Increased consumer prices would hammer consumer confidence and lower overall demand, thus putting downward pressure on jobs. This is exactly the wrong approach to take right now. A University of Maryland study estimates that some industries could face employment declines of up to 20 percent.
Why would we do this at a time when millions of Americans are struggling to get from payday to payday?
As I saw firsthand in Europe, this new tax also grows the size of the federal government. When EU countries installed a similar tax scheme — the value-added tax (VAT) — central governments grew by more than 60 percent.
Also, the argument that currency revaluation will offset this tax does not hold up in the real world.
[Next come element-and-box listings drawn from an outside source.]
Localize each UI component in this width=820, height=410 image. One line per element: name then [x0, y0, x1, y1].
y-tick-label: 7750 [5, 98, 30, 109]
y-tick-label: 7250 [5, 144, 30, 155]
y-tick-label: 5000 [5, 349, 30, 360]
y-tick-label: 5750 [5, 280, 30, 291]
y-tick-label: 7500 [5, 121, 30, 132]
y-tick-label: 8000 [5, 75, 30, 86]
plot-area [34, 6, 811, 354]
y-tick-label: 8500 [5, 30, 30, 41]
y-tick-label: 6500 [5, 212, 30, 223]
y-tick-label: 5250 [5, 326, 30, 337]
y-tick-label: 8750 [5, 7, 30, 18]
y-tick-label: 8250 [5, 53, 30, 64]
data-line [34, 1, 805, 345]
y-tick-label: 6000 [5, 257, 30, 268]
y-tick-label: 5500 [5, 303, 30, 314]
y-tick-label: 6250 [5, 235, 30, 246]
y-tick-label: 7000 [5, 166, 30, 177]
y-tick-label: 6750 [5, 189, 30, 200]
Any and all changes to the tax code should be focused on leveling the playing field and generating economic growth. We can do this by taking a few simple steps that most Americans already support. We can:
1) Simplify the individual tax code so it makes sense at all economic levels,
2) Dramatically lower the corporate tax rate so the United States is competitive with the rest of the world, and
3) Abolish the repatriation tax that has trapped over $2 trillion dollars from being invested in the U.S. economy.
The only reason this new tax on imported goods is being considered is to offset perceived losses in federal revenues from these other tax changes.
This is a classic mistake made by career politicians who are not listening to folks back home. Historically, lawmakers have crammed numerous proposals into a single, massive, overreaching bill.
Each of these ideas should be considered independently and evaluated on their own merits.
For example, Grover Norquist only backs this border adjustment tax because it’s combined with the other positive changes to the tax code. If it were to be considered on its own merits, “it’d be a no,” he recently said.
For sure, the tax code needs substantive change, but when Congress combines good ideas with bad ideas into a single sweeping bill, the bad ideas become law. This proposed border adjustment tax is a bad idea and should not become a permanent part of our tax code.
America has the greatest economy in the world, but it has been held back by our archaic tax code and pervasive regulatory regime.
Isn’t it time to trust the free enterprise system so it can begin to work again? Isn’t it time to stop strangling our economy with complicated tax concepts that will not work? Isn’t it time to unleash a new era of economic growth and prosperity in America?
Job one for President Trump is to get the economy moving again and create jobs. It is refreshing to finally see both Congress and the White House working together to jump-start economic growth. Let’s not jeopardize this opportunity by putting in place a new tax that would threaten reaching our shared goal.
• David Perdue, a Republican senator from Georgia, is the only Fortune 500 CEO in Congress.